Haunting patients 2

After I hurt my shoulder, had surgery, lost my scholarship, and I had to leave school, I had to rehab my shoulder and go through a second operation when the first didn’t do the job, I had to get back into nursing. It was what I wanted to do.

I considered all sorts of foolish options. I had heard the LPN test could be challenged but I had little practical experience. I considered become a housekeeper at the local hospital but they never returned my calls.

I took the exam to become a certified nursing assistant and I passed. The only job I could find was as a night CNA at a nursing home.

That is where the next two patients became my shades.

The first was a right amputation below the knee. She was not unlike the first haunting patient in that she was jolly and wanted her caregivers to smile. After four months she became very sick and I became aware that she was a DNR, a do  not resuscitate. This was foreign to me, and after research, I found out that of the four halls in the nursing home, three were filled with DNR patients. The other, the blue hall, were patients who were in the nursing home for rehab.

She got sicker and sicker, her abdomen swelling and the abdominal pains coming more and more often. One night, her CNA came to me and told me that she had died. None of us knew what she had died of, none of us knew her diagnosis. That CNA and I were to pull her curtains and prepare the body for the funeral home who would be before dawn.

This was my first patient who I had been close to who had died. She and I used to talk books and Reader’s Digest and she was dead.

She had died in horrible pain, and black blood spilled from her mouth onto her hospital gown. Knowing what I know now I have an inkling to her diagnosis. And also, knowing now what melena smells like, and remembering the blood that spilled from her mouth as we turned her and bathed her one last time, I know that she died of an intestinal process. It could’ve been an  ulcer or cancer that had eroded in her gut. But she had died.

She taught me that a sense of smell was valuable, and once you smell it, you will know. As a young person, (23, a baby!) giving time to the elderly in the form of conversation around what she wanted to talk about, was also beyond worth. To her and to me, as I was beginning my health care career.

The second patient who died while I was a nursing home CNA died suddenly, without warning. Mrs. M was non-verbal, she was mobile, and she was always up at 0400. I imagine that her career was as a baker, or a teacher. I never knew, there wasn’t a lot in her chart and she couldn’t tell me. It was my job to get her out of bed when she got up at 0400, help her to the bathroom, and get her dressed. She would be brought out to the nurse’s station, freshly cleaned glasses on, hair neatly brushed and she would sit and watch us as we made our last rounds before day shift arrived and the nursing home woke up.

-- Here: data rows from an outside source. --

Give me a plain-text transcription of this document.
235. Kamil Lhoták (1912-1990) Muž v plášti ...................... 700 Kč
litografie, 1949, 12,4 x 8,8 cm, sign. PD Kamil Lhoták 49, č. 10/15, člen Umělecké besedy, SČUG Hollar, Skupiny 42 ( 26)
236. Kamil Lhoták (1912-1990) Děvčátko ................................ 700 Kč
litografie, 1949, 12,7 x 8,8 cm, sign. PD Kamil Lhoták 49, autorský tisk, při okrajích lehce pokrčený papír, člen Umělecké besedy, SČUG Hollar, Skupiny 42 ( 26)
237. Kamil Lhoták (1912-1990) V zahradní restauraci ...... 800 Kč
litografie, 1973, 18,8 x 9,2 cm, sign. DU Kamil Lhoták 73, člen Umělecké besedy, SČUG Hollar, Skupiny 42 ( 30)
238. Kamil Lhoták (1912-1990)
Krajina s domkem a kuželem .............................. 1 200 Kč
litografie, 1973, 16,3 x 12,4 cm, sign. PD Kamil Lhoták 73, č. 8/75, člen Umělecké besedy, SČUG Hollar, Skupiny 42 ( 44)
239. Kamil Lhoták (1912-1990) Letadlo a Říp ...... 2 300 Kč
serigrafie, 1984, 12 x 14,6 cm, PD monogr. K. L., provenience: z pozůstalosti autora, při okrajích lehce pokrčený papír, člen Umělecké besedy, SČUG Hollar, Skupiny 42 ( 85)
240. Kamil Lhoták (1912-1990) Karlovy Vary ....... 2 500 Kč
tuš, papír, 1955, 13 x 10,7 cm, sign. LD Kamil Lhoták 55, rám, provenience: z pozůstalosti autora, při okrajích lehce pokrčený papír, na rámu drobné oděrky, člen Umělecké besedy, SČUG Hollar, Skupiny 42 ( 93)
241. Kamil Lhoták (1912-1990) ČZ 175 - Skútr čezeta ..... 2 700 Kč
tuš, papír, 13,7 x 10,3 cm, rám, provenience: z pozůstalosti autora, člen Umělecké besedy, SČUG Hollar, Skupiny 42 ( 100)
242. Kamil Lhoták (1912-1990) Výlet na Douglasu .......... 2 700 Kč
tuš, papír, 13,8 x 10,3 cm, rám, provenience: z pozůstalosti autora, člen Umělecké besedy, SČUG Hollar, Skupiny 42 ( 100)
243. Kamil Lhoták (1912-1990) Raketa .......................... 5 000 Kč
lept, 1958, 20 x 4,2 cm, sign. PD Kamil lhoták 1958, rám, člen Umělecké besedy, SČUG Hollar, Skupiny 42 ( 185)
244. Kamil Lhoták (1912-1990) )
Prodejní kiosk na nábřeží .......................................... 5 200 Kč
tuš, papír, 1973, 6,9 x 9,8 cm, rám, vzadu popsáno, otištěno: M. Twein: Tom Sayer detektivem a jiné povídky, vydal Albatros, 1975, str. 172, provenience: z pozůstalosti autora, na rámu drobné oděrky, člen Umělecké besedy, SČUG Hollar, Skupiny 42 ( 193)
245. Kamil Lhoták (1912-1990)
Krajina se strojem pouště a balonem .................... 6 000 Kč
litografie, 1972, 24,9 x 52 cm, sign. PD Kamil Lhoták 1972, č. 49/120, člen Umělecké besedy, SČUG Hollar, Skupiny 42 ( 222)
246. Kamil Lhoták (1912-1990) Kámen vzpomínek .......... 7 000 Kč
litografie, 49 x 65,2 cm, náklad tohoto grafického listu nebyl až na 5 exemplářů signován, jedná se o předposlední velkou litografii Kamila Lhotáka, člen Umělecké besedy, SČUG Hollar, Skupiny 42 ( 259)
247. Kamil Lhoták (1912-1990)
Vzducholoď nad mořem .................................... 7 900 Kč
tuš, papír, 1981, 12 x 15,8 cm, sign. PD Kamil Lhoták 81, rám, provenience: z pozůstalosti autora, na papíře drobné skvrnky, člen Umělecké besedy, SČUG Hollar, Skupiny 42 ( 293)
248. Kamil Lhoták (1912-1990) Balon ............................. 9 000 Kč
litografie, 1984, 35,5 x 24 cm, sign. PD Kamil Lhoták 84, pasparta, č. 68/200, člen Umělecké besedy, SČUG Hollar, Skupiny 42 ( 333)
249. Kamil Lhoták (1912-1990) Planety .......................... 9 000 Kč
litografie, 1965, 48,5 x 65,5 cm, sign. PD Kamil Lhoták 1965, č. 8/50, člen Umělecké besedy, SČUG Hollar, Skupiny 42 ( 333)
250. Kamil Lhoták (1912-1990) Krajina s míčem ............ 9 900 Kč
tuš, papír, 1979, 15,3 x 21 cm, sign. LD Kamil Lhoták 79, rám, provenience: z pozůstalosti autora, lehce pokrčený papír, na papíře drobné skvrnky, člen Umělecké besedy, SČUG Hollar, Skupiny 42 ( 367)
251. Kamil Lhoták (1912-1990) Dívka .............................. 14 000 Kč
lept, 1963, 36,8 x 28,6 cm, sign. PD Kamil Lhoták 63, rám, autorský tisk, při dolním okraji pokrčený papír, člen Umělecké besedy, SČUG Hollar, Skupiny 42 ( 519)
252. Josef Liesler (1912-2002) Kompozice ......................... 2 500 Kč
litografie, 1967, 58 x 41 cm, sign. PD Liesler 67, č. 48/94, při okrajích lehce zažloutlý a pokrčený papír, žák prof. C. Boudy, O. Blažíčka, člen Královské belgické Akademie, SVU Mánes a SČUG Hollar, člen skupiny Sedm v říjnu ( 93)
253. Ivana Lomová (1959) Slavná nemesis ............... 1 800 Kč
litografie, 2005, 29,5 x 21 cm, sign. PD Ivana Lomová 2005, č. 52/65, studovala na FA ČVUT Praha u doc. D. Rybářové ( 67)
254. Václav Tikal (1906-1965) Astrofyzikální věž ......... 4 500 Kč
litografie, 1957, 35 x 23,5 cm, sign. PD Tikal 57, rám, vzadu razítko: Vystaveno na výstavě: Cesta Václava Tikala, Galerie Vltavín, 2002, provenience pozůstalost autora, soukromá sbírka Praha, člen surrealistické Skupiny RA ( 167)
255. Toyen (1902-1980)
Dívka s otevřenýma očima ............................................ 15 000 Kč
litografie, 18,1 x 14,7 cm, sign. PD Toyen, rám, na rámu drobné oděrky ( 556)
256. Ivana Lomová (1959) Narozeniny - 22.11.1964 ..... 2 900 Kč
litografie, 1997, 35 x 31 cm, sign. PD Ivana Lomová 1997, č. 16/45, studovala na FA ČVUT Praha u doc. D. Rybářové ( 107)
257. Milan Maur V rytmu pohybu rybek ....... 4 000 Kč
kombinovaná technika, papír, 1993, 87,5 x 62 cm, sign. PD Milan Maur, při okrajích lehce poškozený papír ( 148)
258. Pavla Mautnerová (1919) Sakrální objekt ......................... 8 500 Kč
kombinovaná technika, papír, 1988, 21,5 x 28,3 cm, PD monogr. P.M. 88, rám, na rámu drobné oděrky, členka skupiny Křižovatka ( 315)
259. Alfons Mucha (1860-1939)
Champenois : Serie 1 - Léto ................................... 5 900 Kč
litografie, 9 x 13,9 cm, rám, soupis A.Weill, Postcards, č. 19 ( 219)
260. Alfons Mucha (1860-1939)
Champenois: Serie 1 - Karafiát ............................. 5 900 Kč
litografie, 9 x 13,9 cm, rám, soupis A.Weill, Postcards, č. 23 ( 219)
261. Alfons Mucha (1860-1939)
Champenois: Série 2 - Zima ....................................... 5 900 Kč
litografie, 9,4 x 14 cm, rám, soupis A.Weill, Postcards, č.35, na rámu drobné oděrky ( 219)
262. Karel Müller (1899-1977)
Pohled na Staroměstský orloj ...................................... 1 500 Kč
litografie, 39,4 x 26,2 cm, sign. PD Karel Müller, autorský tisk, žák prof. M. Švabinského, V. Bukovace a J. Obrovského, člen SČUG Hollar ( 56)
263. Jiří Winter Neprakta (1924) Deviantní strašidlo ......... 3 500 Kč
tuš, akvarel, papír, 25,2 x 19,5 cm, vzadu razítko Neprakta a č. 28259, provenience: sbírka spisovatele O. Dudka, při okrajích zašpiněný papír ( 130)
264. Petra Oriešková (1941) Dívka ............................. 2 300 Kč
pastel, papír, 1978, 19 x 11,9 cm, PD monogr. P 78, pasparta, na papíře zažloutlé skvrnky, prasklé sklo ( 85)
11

One morning, at 0515, she was sitting, as usual, watching us when she began to grunt and rock in her chair. This was not uncommon behavior from her. I was doing what little charting we had to do as CNAs, vital signs I think, and I looked up at her. She saw me looking at her and she smiled and rocked faster. She didn’t seem to be in any pain, and her grunting stopped. Imagining that she just wanted one of us to look at her, I went back to my writing. When I looked up, she was slumped over, glasses askew.

Dead.

Twenty years later, I think she had a heart attack. At the time it was shocking and I was left to wonder if she had been in pain when she began grunting and rocking that morning.

But she smiled at me.

She taught me that life can be over in a finger snap. I wish I had left off my charting and gone to her. But I didn’t know enough  yet to do that.

Between those two deaths I began to form my idea of a good death. I think people should not die alone, that there should be light, and all efforts should be made to make people comfortable.

Death is inevitable, but it should never be in the dark.